Koruyucu komutan olarak biliriz

Birleşik Arap Emirlikleri Dışişleri Bakanı Abdullah bin Zayed’in, 1. Dünya savaşı sırasında Medine’yi cesurca savunan Osmanlı kahramanı Fahreddin Paşa’ya hakereti büyük tepkilere neden oldu. Arap sosyal medya hesaplarındaki en sert yanıt ise İslam tarihi profesörü Muhammed Muhtar Şankıti’den geldi. Şankıti, “Zayed’in bu hakareti tüm İslam alemine yöneliktir ve kendine saygı duyan hiçbir Müslüman bu sözleri kabul edemez” dedi.

Yeni Şafak ve
04:00 - 24/12/2017 Pazar
Güncelleme: 07:08 - 23/12/2017 Cumartesi
Yeni Şafak
Şankıti, "Paşa hem sömürgeci güçlerle, hem kendi içimizdeki hainlerle mücadele edip, Medine’yi Münevvere’yi koruyan bir komutan olarak Arap hafızasında yer etmiştir" diyor.
Şankıti, "Paşa hem sömürgeci güçlerle, hem kendi içimizdeki hainlerle mücadele edip, Medine’yi Münevvere’yi koruyan bir komutan olarak Arap hafızasında yer etmiştir" diyor.

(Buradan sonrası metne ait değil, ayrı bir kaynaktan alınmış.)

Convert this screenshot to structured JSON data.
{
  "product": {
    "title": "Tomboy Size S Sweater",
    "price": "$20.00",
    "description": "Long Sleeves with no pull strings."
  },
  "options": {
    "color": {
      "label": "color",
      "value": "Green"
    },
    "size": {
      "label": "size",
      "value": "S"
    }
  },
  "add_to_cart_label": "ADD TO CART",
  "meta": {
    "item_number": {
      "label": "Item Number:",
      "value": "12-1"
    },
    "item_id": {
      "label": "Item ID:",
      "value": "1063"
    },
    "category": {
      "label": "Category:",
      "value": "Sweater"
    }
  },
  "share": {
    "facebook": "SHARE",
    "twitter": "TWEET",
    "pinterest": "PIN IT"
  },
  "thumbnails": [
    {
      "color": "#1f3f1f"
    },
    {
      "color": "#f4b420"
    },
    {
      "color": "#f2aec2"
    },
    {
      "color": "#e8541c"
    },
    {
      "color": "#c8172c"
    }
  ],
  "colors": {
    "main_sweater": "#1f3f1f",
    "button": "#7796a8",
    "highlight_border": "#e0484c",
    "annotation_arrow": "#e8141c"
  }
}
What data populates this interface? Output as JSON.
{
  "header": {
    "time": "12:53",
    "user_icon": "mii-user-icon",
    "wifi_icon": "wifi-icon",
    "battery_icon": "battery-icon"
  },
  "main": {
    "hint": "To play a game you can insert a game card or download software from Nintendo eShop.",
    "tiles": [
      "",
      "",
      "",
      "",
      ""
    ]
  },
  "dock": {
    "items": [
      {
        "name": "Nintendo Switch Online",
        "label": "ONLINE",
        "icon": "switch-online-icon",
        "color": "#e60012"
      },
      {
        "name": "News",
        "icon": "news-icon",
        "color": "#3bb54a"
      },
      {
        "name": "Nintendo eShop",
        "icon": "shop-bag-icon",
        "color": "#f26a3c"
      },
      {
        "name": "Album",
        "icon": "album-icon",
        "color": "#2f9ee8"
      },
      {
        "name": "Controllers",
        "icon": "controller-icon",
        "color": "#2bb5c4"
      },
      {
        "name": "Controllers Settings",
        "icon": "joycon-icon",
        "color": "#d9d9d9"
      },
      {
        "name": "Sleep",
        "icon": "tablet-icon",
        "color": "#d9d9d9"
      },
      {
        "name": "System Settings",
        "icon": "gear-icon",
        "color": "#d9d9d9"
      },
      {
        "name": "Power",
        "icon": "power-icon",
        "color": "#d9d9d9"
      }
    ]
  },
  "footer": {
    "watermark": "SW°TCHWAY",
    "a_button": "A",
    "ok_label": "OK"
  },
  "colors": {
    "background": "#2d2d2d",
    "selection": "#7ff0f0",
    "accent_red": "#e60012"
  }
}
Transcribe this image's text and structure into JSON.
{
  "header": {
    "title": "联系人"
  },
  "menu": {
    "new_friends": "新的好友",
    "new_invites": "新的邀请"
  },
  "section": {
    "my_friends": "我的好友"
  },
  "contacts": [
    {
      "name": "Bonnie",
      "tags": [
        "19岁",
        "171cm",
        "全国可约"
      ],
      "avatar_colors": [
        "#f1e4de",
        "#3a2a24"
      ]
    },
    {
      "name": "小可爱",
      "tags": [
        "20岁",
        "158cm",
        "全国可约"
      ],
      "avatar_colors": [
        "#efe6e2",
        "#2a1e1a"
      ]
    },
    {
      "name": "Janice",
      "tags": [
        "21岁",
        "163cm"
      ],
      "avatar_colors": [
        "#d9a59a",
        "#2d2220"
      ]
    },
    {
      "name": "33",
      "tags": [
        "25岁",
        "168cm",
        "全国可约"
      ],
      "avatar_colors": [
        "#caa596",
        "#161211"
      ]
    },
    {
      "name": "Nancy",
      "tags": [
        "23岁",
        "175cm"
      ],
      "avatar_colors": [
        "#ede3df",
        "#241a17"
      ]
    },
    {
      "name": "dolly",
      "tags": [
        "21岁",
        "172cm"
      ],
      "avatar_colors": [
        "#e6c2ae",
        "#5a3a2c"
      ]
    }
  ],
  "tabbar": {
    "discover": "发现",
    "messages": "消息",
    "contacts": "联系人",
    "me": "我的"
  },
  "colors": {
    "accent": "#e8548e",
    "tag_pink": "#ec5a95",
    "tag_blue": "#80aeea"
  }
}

Çöl Kaplanı ve Medine Kahramanı olarak da bilinen Fahreddin Paşa, 1.Dünya savaşı sırasında işgalci güçlere karşı Medine şehrini savunan bir komutan olarak tarihe adını yazdırdı. Bu ismi ise gündeme Birleşik Arap Emirlikleri Dışişleri Bakanı Abdullah bin Zayed’in sosyal medya hesabında ona yönelttiği hakaret gündeme getirdi. Zayed’in açıklamasına, ilk olarak Cumhurbaşkanı Recep Tayyip Erdoğan sert bir tepki gösterdi. Ardından bu olay Türk ve Arap medyasına bomba gibi düştü. Türkiye’deki medya organları Fahreddin Paşa’nın savaş sırasında yaptığı fedakarlıkları belgelerle ve tarihçilerin açıklamalarıyla gün yüzüne çıkardı. Medine müdafii Fahreddin Paşa’nın kuşatma altındaki Medine’de halkı ve şehri koruyup gözeten, muhtaç olanlara para ve buğday yardımında bulunan bir komutan olduğu Osmanlı arşivlerinde bulunan belgelerle ortaya kondu. Türkiye tarafında bunlar olurken, Arap sosyal medya hesaplarında Fahreddin Paşa’yı savunan ve Türk gazetelerde çıkan haberleri paylaşan önemli bir isim vardı. Siyaset bilimi ve dinler tarihi profesörü Muhammed Muhtar Şankıti. Binlerce Arap takipçisi olan Şankıti, sosyal medya hesabından Fahreddin Paşa’nın gerçek bir kahraman olduğunu belge ve haberlerle savunarak, Türkiye’nin tepkisinin haklılığına dikkat çekti. Arapların hafızasında Fahreddin Paşa ile ilgili olumsuz bir yargı olmadığını vurgulayan Şankıti, sosyal medyada BAE’ye Arap halkının gerekli cevabı verdiğini söyledi ve ekledi: “Birleşik Arap Emirlikleri Dışişleri Bakanı’nın bu sözleri, sadece Türkler’e değil tüm İslam alemine ve Medine-i Münevvere'yi sevenlere yönelik bir hakarettir.”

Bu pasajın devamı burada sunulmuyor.